Scientists have clarified how the Warburg effect, a phenomenon in which cancer cells rapidly break down sugars, stimulates tumor growth.
The discovery, which has been outlined in the journal Nature Communications, provides evidence for a positive correlation between sugar and cancer, which the researchers say could have implications for tailor-made diets for cancer patients.
The nine-year joint research project by the University of Leuven was started in 2008. Its main focus was the Warburg effect, or the observation that tumors convert significantly higher amounts of sugar into lactate compared to healthy tissues. As one of the most prominent features of cancer cells, this phenomenon has been extensively studied and even used to detect brain tumors, among other applications. Until now it has been unclear whether the effect is merely a symptom of cancer, or a cause.
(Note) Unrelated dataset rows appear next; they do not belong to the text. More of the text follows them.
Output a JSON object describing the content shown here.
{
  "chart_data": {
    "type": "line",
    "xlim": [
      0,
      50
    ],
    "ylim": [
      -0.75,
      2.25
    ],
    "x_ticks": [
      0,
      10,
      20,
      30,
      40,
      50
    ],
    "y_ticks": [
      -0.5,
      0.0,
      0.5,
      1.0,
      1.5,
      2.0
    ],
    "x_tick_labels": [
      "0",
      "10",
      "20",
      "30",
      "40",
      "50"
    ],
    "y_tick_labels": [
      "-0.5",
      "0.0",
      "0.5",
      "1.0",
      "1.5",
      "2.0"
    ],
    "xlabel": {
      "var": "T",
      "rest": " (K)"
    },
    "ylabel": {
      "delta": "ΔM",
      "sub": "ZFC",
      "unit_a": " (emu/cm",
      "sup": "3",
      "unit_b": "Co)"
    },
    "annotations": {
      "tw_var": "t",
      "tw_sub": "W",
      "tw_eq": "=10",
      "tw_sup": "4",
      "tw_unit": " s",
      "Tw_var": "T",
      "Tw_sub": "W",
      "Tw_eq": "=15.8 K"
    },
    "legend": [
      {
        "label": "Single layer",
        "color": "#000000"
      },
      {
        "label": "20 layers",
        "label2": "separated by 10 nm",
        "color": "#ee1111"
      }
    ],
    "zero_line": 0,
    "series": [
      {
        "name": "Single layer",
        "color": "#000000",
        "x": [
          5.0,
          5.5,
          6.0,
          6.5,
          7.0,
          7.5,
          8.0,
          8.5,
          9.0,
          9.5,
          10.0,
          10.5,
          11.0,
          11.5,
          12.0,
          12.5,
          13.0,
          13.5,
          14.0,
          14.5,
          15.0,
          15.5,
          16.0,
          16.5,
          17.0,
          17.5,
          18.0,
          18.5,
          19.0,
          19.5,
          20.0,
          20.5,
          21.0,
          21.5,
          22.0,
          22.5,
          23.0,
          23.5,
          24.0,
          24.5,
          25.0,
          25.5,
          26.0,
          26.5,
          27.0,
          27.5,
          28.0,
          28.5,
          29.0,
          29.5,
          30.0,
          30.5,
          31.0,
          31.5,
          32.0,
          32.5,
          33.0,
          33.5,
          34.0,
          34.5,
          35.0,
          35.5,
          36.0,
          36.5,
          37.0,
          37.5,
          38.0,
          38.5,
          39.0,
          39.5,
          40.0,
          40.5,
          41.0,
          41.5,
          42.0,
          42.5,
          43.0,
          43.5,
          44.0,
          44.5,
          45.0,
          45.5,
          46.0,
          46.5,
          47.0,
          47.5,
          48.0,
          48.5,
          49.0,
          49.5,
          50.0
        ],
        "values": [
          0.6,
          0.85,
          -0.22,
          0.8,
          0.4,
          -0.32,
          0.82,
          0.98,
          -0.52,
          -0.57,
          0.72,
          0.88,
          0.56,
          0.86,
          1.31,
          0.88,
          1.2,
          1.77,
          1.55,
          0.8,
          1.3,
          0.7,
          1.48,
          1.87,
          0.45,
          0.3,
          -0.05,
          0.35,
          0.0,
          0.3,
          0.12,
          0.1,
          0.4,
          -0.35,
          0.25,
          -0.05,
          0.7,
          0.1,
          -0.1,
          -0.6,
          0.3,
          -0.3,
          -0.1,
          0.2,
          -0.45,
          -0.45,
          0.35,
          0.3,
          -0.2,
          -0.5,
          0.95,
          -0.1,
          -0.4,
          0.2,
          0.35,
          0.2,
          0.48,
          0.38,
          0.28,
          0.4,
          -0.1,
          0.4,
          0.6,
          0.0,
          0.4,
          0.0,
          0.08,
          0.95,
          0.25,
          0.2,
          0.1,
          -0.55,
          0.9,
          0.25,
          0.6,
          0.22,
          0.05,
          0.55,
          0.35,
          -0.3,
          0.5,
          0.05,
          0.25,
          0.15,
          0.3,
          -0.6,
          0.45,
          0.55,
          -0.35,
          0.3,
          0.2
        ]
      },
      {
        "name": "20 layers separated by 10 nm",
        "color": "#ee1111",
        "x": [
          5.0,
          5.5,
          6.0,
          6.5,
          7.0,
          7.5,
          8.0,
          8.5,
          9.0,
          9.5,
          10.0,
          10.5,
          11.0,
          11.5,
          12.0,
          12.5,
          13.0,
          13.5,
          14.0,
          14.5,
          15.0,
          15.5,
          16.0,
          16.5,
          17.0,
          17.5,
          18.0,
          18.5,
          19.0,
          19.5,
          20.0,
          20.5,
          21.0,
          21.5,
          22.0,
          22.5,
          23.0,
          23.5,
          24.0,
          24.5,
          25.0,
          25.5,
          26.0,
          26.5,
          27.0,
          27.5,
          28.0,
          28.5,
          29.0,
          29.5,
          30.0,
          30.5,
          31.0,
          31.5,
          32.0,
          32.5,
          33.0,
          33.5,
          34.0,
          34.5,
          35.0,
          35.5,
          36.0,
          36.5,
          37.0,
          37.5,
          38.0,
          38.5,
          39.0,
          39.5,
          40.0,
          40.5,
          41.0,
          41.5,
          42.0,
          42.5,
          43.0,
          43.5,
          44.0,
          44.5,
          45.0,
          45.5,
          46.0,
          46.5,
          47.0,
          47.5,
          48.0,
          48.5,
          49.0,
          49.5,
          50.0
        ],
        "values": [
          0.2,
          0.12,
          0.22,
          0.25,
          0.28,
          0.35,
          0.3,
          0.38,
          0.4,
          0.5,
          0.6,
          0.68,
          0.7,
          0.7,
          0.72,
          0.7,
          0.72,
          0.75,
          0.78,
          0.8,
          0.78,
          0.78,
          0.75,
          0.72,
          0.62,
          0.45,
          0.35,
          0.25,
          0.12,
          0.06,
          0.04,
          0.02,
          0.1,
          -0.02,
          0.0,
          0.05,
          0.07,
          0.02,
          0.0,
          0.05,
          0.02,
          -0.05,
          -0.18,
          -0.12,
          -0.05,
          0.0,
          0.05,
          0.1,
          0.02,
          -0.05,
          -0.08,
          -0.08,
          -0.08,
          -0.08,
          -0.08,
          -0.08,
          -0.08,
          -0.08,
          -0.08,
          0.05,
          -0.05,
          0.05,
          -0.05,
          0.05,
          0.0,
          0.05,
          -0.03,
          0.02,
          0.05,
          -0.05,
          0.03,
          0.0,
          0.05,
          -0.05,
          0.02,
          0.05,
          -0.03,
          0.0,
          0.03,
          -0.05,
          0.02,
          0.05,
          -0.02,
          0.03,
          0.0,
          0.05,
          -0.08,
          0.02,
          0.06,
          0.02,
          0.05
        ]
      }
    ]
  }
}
Earlier research into cancer cell metabolism focused on mapping out metabolic peculiarities, but this study clarifies the link between metabolic deviation and oncogenic potency in cancerous cells.
Johan Thevelein, the study’s lead author, said: ‘Our research reveals how the hyperactive sugar consumption of cancerous cells leads to a vicious cycle of continued stimulation of cancer development and growth.’
‘Thus, it is able to explain the correlation between the strength of the Warburg effect and tumor aggressiveness. This link between sugar and cancer has sweeping consequences. Our results provide a foundation for future research in this domain, which can now be performed with a much more precise and relevant focus.’
Using yeast as a model organism (yeast cells contain the same ‘Ras’ proteins commonly found in tumour cells, which can cause cancer in mutated form) the research team examined the connection between Ras activity and the active sugar metabolism in yeast.
Thevelein said: ‘We observed in yeast that sugar degradation is linked via the intermediate fructose 1,6-biophosphate to the activation of Ras proteins, which stimulate the multiplication of both yeast and cancer cells. It is striking that this mechanism has been conserved throughout the long evolution of yeast cell to human.’
‘The main advantage of using yeast was that our research was not affected by the additional regulatory mechanisms of mammalian cells, which conceal crucial underlying processes. We were thus able to target this process in yeast cells and confirm its presence in mammalian cells.’
‘However, the findings are not sufficient to identify the primary cause of the Warburg effect. Further research is needed to find out whether this primary cause is also conserved in yeast cells.’